Several East Texas high schools very well may be prepping the future generation of cooking school students for success in the hospitality industry. According to the Marshall News Messenger, a number of schools in the area have received Gerard Cace grants for the 2014-2015 academic year to help fund culinary training classes as an elective curriculum options for students. The grants, sponsored by the East Texas Restaurant Association, are aimed at providing a specific sort of instruction for high school students. Through pairing traditional classroom curriculum with opportunities for varying types of culinary instruction, as well as real, hands-on workforce experience all prior to graduation, the programs funded by these grants are becoming increasingly popular among students.
This year, Cace grants were awarded to 11 different area high schools, and the programs funded through these donations are expected to directly impact the education of over 85 students. Each of these schools is classified as a Prostart school, meaning that they offer a curriculum approved by the Texas Restaurant Association and are designed to encourage careers in the hospitality and restaurant management industry. The former state chairperson of the association, Cathy Cace, established the grant program three years ago to honor her late husband, Gerard Cace. Mr. Cace passed on in 2012 at the age of 59 after having operated Cace’s Seafood & Steak House in Longview with his wife for decades.

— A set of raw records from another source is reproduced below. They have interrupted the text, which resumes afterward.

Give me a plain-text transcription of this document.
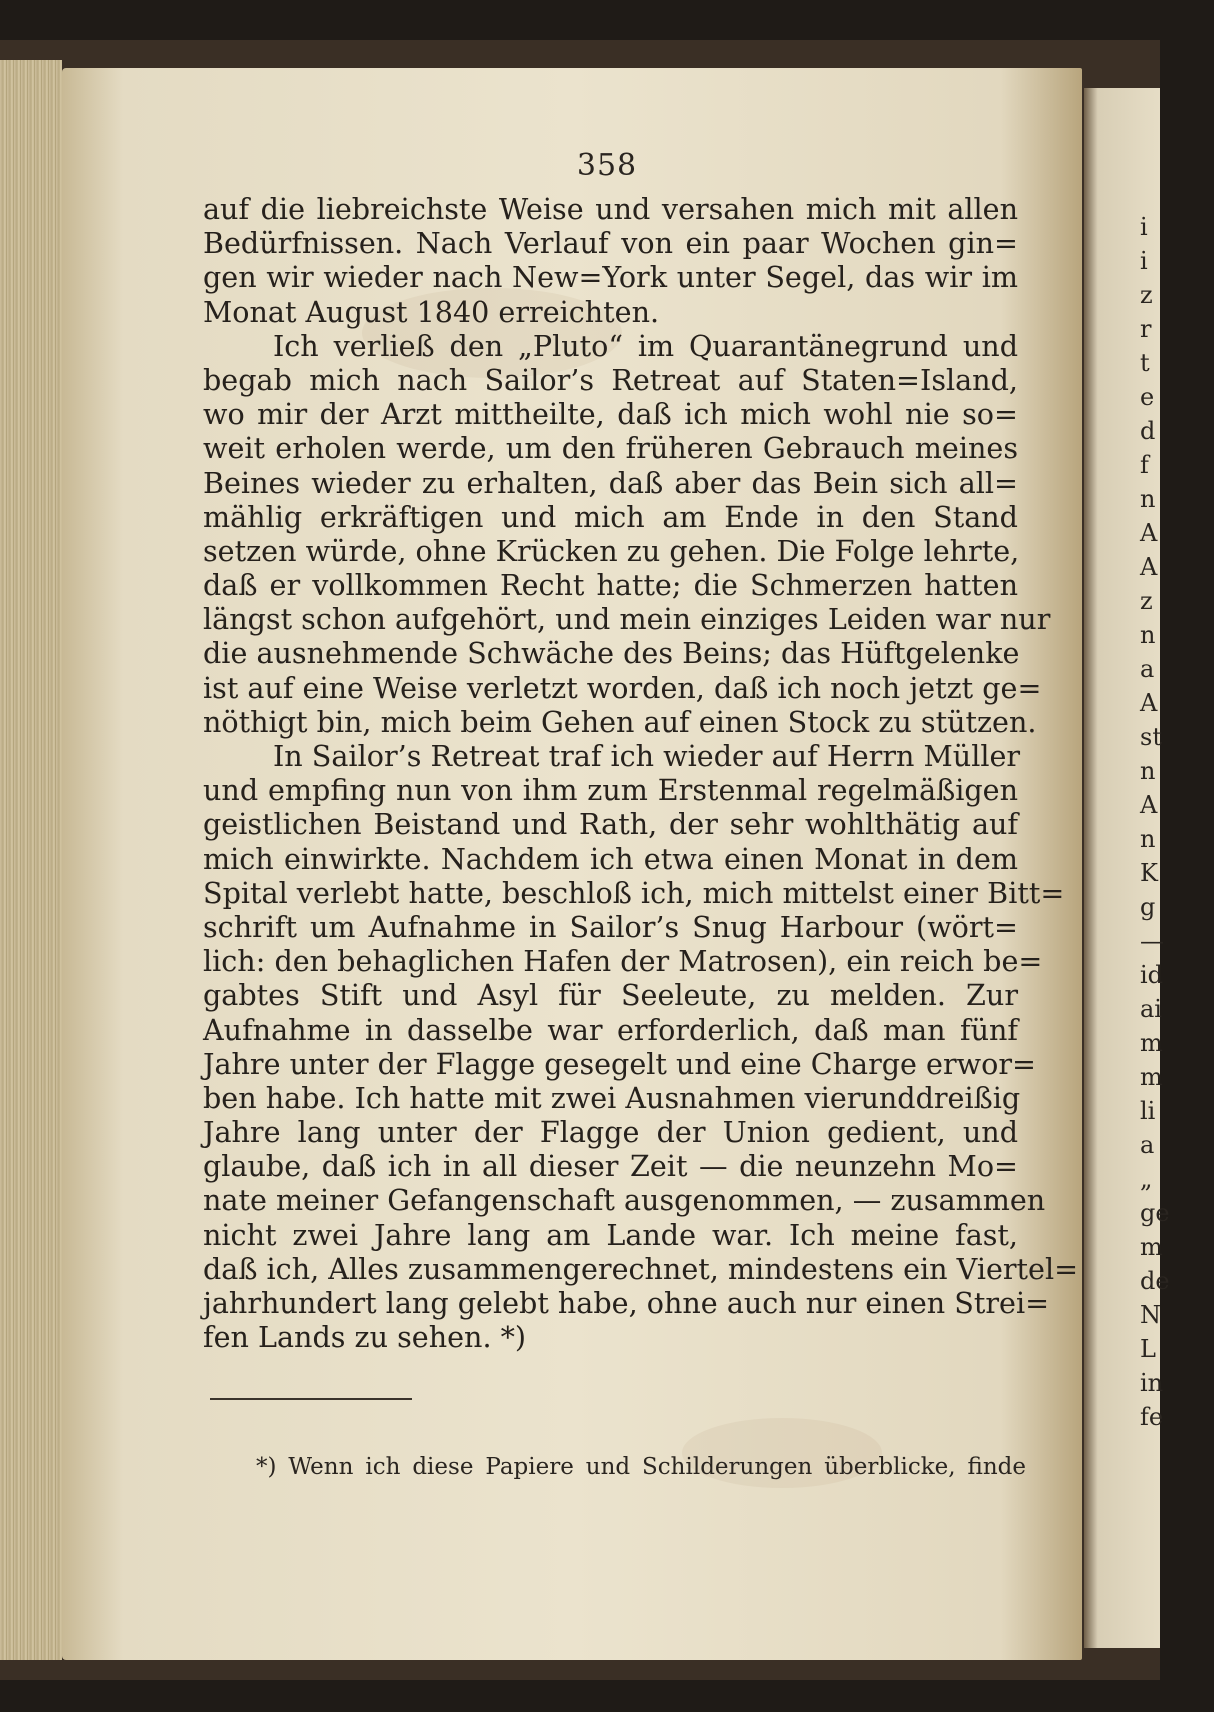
358
auf die liebreichste Weise und versahen mich mit allen
Bedürfnissen. Nach Verlauf von ein paar Wochen gin=
gen wir wieder nach New=York unter Segel, das wir im
Monat August 1840 erreichten.
Ich verließ den „Pluto“ im Quarantänegrund und
begab mich nach Sailor’s Retreat auf Staten=Island,
wo mir der Arzt mittheilte, daß ich mich wohl nie so=
weit erholen werde, um den früheren Gebrauch meines
Beines wieder zu erhalten, daß aber das Bein sich all=
mählig erkräftigen und mich am Ende in den Stand
setzen würde, ohne Krücken zu gehen. Die Folge lehrte,
daß er vollkommen Recht hatte; die Schmerzen hatten
längst schon aufgehört, und mein einziges Leiden war nur
die ausnehmende Schwäche des Beins; das Hüftgelenke
ist auf eine Weise verletzt worden, daß ich noch jetzt ge=
nöthigt bin, mich beim Gehen auf einen Stock zu stützen.
In Sailor’s Retreat traf ich wieder auf Herrn Müller
und empfing nun von ihm zum Erstenmal regelmäßigen
geistlichen Beistand und Rath, der sehr wohlthätig auf
mich einwirkte. Nachdem ich etwa einen Monat in dem
Spital verlebt hatte, beschloß ich, mich mittelst einer Bitt=
schrift um Aufnahme in Sailor’s Snug Harbour (wört=
lich: den behaglichen Hafen der Matrosen), ein reich be=
gabtes Stift und Asyl für Seeleute, zu melden. Zur
Aufnahme in dasselbe war erforderlich, daß man fünf
Jahre unter der Flagge gesegelt und eine Charge erwor=
ben habe. Ich hatte mit zwei Ausnahmen vierunddreißig
Jahre lang unter der Flagge der Union gedient, und
glaube, daß ich in all dieser Zeit — die neunzehn Mo=
nate meiner Gefangenschaft ausgenommen, — zusammen
nicht zwei Jahre lang am Lande war. Ich meine fast,
daß ich, Alles zusammengerechnet, mindestens ein Viertel=
jahrhundert lang gelebt habe, ohne auch nur einen Strei=
fen Lands zu sehen. *)
*) Wenn ich diese Papiere und Schilderungen überblicke, finde
i
i
z
r
t
e
d
f
n
A
A
z
n
a
A
st
n
A
n
K
g
—
id
ai
m
m
li
a
„
ge
m
de
N
L
in
fe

Apparently, his impact has been kept alive through the program. In the kitchen of Hallsville High School, one of the 11 institutions to receive funding from the association this year, sits a plaque honoring Mr. Cace. Delicia Church, the culinary course instructor at Hallsville, explained that the grant money they received last year was used to send two students to a state baking competition. This year, she says, the grant money will be used to purchase a professional caliber oven for the students to use.